The council of this central Pennsylvania borough (town) will meet on Monday, January 24 for a likely vote to repeal an ordinance passed this last October that safeguards residents against discrimination based on their sexual orientation, ethnicity or gender identity.

Opposition to the ordinance is led by newly installed borough council president Allen Coffman, a Republican. In an interview with media outlet Penn Live Saturday, Coffman said, “All of us that ran in this election to be on council we think we got a mandate from the people,” he said. “People we talked to when we were campaigning did not like this ordinance at all. I don’t know what the vote will be, but I have a pretty good idea.”

The political makeup of the council changed with the November municipal election, which ushered in a 7-3 Republican majority.

The ordinance, which extends protections against discrimination to gay, transgender or genderqueer people in employment, housing and public accommodations, was passed in October by the then-Democratic majority council, Penn Live reported.

“I don’t know of any reasons for repealing it other than a political move,” said Alice Elia, a Democrat and the former Chambersburg borough council president. “This issue should not be politicized. It’s an issue of justice and having equal protection for everybody in our community.
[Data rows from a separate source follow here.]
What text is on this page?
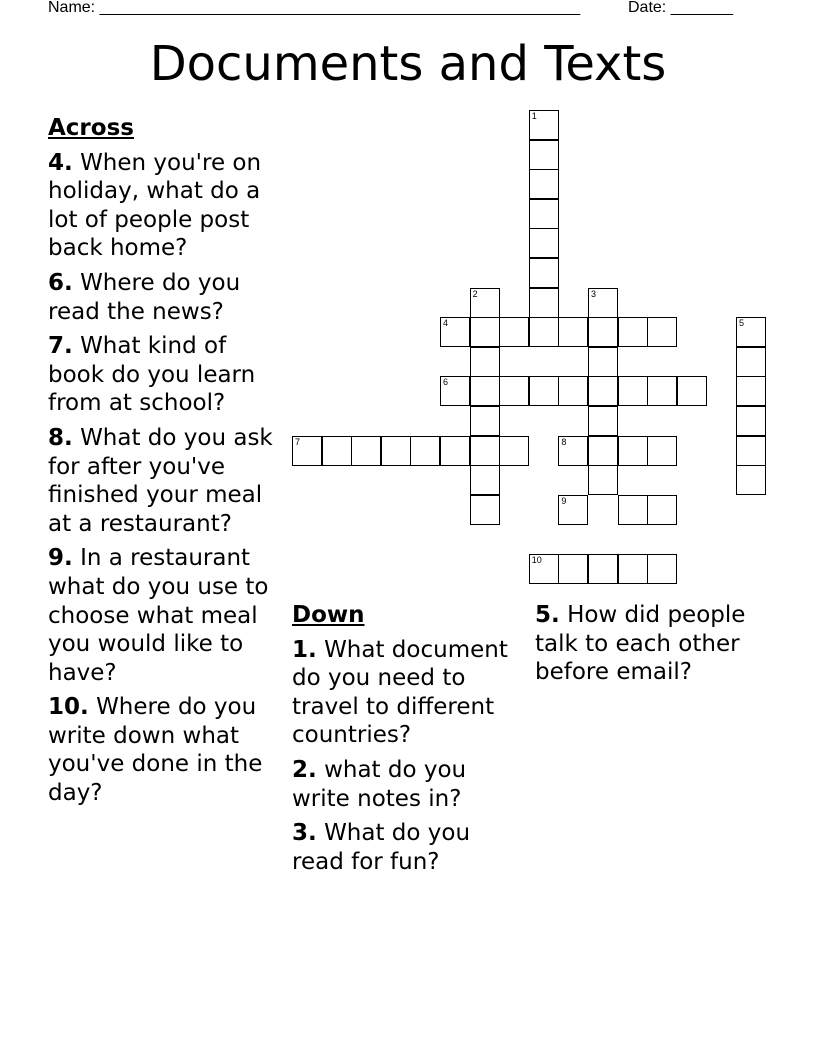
Name: ______________________________________________________	Date: _______
Documents and Texts
1
2	3
4	5
6
7	8
9
10
Across
4. When you're on holiday, what do a lot of people post back home?
6. Where do you read the news?
7. What kind of book do you learn from at school?
8. What do you ask for after you've finished your meal at a restaurant?
9. In a restaurant what do you use to choose what meal you would like to have?
10. Where do you write down what you've done in the day?
Down
1. What document do you need to travel to different countries?
2. what do you write notes in?
3. What do you read for fun?
5. How did people talk to each other before email?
It shouldn’t be a political or a Democratic or Republican issue. This should be something we are all concerned about.”

Coffman told Penn Live that the ordinance serves no purpose and is redundant. He points out that Pennsylvania’s Human Relations Commission handles discrimination complaints from residents across the state.

“There are no penalties, no fines,” he said. “There’s nothing that the ordinance can make someone do. The most they can hope for is that the committee request the two parties to sit down with a counselor or mediator and talk about it. Quite frankly there is nothing that compels them to. There’s no teeth in this.”

Penn Live’s Ivey DeJesus noted if Chambersburg succeeds in repealing the ordinance, it would mark the first time an LGBTQ inclusive law is revoked in Pennsylvania. To date, 70 municipalities have ratified such ordinances.

The Commonwealth of Pennsylvania is one of the 27 states in the nation that have no explicit statewide laws protecting people from discrimination on the basis of sexual orientation or gender identity in employment, housing and public accommodations.